В нашей одиннадцатиметровой комнате в коммунальной квартире, где в других двух комнатах жили еще две семьи, стояла в углу круглая печь, облицованная крашенным рифленым железом. Аналогичные печи служили тогда средством отопления большинства жилищ не только в Ленинграде, но, наверное, и во всем Союзе. Центральное отопление, которое тогда все называли «паровым», было редкостью, большой привилегией.
В качестве топлива в основном использовали дрова, предпочитая их углю (грязь трудно растапливать), а также торфяным брикетам, которые тоже плохо горели и давали меньше тепла. Чтобы купить дрова, нужно было прежде всего получить «дровяные карточки» в домоуправлении по месту жительства. «Карточки» давались по нормам, исходя из площади жилья: многочасовая очередь к начальнику конторы, скрупулезный подсчет метража – и счастливый обладатель права на покупку нескольких кубометров дров мог отправляться на дровяные склады. Находились эти склады где-то на окраинах города. Здесь главным было – поладить с местным начальством, чтобы не получить либо очень мокрые дрова, доставленные сплавом, либо не получить одну осину, от которой мало проку. Идеальным было купить смесь сухих березы и сосны, чем больше березы, тем лучше.
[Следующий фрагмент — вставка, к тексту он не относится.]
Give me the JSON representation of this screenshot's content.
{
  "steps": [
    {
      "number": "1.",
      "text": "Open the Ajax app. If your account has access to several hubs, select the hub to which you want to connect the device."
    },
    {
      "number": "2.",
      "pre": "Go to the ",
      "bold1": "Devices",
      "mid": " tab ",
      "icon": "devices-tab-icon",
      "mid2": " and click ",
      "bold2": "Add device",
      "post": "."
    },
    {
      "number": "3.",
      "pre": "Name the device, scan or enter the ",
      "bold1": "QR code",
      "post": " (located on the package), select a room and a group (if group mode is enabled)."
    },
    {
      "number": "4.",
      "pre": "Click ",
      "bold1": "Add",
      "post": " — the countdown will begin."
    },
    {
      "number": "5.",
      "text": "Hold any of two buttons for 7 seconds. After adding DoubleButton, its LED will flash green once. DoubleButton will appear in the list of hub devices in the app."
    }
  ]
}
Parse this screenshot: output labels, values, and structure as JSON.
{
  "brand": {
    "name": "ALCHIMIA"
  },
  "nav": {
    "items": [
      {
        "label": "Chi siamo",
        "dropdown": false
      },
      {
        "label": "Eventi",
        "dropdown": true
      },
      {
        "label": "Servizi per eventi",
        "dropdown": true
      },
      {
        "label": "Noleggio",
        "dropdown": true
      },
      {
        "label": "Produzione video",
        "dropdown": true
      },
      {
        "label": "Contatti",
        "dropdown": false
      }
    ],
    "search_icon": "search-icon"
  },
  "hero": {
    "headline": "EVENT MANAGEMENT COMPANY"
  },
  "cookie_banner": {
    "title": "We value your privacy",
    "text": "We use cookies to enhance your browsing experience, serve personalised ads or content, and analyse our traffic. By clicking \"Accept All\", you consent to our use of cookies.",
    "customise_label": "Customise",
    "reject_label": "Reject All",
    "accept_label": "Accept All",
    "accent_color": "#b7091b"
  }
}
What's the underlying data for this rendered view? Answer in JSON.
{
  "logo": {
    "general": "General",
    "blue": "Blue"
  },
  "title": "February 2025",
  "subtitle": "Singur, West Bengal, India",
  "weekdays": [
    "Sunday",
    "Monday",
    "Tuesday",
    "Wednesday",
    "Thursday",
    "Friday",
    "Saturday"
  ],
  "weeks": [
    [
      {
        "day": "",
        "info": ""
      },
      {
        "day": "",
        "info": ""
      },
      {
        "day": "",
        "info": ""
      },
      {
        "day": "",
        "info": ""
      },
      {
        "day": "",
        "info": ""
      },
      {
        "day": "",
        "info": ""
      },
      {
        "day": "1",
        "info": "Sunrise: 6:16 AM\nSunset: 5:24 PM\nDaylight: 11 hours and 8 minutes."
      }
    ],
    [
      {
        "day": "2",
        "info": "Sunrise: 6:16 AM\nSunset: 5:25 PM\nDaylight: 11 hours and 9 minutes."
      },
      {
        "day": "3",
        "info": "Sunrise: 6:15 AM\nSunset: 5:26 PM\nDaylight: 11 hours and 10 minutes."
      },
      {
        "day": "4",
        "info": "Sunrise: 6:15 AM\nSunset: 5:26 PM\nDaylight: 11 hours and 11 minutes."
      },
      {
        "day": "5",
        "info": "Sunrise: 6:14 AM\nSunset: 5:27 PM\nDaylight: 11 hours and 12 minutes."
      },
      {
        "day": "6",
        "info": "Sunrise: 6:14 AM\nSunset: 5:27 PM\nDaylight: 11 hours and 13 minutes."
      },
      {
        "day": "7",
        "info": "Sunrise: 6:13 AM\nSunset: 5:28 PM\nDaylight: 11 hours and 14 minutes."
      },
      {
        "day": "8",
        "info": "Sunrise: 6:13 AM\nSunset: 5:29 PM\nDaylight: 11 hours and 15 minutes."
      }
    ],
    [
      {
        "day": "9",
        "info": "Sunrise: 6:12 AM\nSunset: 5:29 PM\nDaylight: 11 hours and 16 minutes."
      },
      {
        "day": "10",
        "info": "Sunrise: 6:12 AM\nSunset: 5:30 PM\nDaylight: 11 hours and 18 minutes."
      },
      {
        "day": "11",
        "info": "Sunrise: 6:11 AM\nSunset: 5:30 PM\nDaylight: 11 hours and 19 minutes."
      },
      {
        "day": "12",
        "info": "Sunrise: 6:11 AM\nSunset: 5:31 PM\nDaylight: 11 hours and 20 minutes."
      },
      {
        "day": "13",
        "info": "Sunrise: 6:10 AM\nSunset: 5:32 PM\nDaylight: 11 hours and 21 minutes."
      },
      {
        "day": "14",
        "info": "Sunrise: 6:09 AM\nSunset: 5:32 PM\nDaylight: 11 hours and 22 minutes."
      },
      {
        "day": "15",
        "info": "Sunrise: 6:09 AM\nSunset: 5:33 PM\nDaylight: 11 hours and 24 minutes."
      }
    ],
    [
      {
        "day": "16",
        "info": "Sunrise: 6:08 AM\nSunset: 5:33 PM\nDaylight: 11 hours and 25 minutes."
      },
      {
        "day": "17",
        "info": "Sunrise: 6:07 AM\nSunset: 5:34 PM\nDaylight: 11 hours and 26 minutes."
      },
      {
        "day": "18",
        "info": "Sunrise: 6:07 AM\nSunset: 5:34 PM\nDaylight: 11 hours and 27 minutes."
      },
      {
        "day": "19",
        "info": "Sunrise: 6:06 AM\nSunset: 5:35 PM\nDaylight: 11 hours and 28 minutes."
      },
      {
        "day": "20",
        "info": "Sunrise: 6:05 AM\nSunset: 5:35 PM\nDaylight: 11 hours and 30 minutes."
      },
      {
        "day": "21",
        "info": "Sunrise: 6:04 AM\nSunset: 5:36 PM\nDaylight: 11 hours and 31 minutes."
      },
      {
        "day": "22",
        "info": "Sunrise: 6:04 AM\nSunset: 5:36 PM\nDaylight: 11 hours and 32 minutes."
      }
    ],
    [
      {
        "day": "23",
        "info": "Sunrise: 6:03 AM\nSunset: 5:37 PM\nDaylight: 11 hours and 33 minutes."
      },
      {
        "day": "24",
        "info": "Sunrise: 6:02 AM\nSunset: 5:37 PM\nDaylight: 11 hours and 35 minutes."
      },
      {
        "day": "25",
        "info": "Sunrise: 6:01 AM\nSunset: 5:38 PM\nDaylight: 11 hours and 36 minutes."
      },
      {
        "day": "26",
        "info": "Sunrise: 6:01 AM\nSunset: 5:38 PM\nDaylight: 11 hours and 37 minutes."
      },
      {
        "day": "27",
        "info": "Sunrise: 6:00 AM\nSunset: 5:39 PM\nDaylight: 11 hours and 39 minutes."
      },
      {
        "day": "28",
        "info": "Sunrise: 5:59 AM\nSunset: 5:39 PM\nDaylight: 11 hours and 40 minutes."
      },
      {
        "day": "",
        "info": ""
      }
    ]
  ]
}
Затем нужно было оперативно добыть грузовик-полуторку, чтобы привести дрова – двухметровые бревна – домой. Эти бревна сваливали в тесном дворе-колодце, загромождая проход, но соседи хоть и ворчали, но мирились с этим неудобством, поскольку все должны были делать то же самое. Дальше нанимались лихие ребята, «пильщики». Обычно они стояли у Кузнечного рынка и, громко выкрикивая: «Пилим, колем!», зазывали «хозяек» и торговались с ними за каждую копейку. В конце концов, вооруженные козлами, двуручными пилами и топорами, «пильщики» приходили, и за несколько часов груда бревен превращалась в поленницу.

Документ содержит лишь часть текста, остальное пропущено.